Publication
Human-inspired generative design
Abstract
Engineering is a highly creative discipline. Every iteration of simulations or tests provides engineers with new learning on how to best refine their design, based on complex goals and constraints. Finding an optimum solution means being creative about what designs to evaluate and how to evaluate them.
When trying to build an understanding of how a non-linear and multi-variable physical system works, all engineering efforts (simulations or physical tests) are journeys to learn functional relationships by analysing data. This data is based on ineradicable governing physical laws and relationships. Unlike financial data, for example, data generated by engineers reflects an underlying truth — that of physics, as first described by Newton, Bernoulli, Fourier or Laplace.

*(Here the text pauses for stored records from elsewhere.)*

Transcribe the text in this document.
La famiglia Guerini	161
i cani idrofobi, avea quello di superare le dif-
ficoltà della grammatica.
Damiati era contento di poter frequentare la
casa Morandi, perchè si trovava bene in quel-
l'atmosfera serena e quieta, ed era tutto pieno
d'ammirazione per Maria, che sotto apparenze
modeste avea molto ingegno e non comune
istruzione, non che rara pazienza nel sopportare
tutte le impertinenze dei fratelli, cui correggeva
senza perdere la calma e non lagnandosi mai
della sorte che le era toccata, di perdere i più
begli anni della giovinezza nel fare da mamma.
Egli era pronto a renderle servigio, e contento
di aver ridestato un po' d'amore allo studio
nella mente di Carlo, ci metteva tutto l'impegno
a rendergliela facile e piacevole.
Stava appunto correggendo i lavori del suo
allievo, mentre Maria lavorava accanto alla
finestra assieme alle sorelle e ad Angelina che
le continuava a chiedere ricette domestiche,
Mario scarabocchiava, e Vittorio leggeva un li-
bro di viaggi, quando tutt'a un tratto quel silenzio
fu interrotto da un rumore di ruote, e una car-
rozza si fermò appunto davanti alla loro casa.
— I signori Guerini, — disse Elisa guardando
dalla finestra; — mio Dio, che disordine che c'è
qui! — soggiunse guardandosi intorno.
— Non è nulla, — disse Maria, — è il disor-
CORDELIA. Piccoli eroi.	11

The fact that this data is abundant (generated from numerous design iterations) and based on fundamental scientific principles means that it can often be an excellent subject for a machine learning study: predicting the behaviour of a new design under new testing conditions, or optimising the design and conditions for a target behaviour.
Researching this possibility has been our focus for the last few years and we have, today, built numerous AI tools capable of considerably accelerating engineering design cycles.
In particular, our main focus has been to develop deep learning models to learn from 3D data such as CAD designs and simulations. The early adopters of our technology have found it to be a breakthrough. We strongly believe that the methods outlined in this article will revolutionise engineering in a similar way that AI for facial recognition has revolutionised public security, biometric hardware authentication and synthetic media (deepfake technology).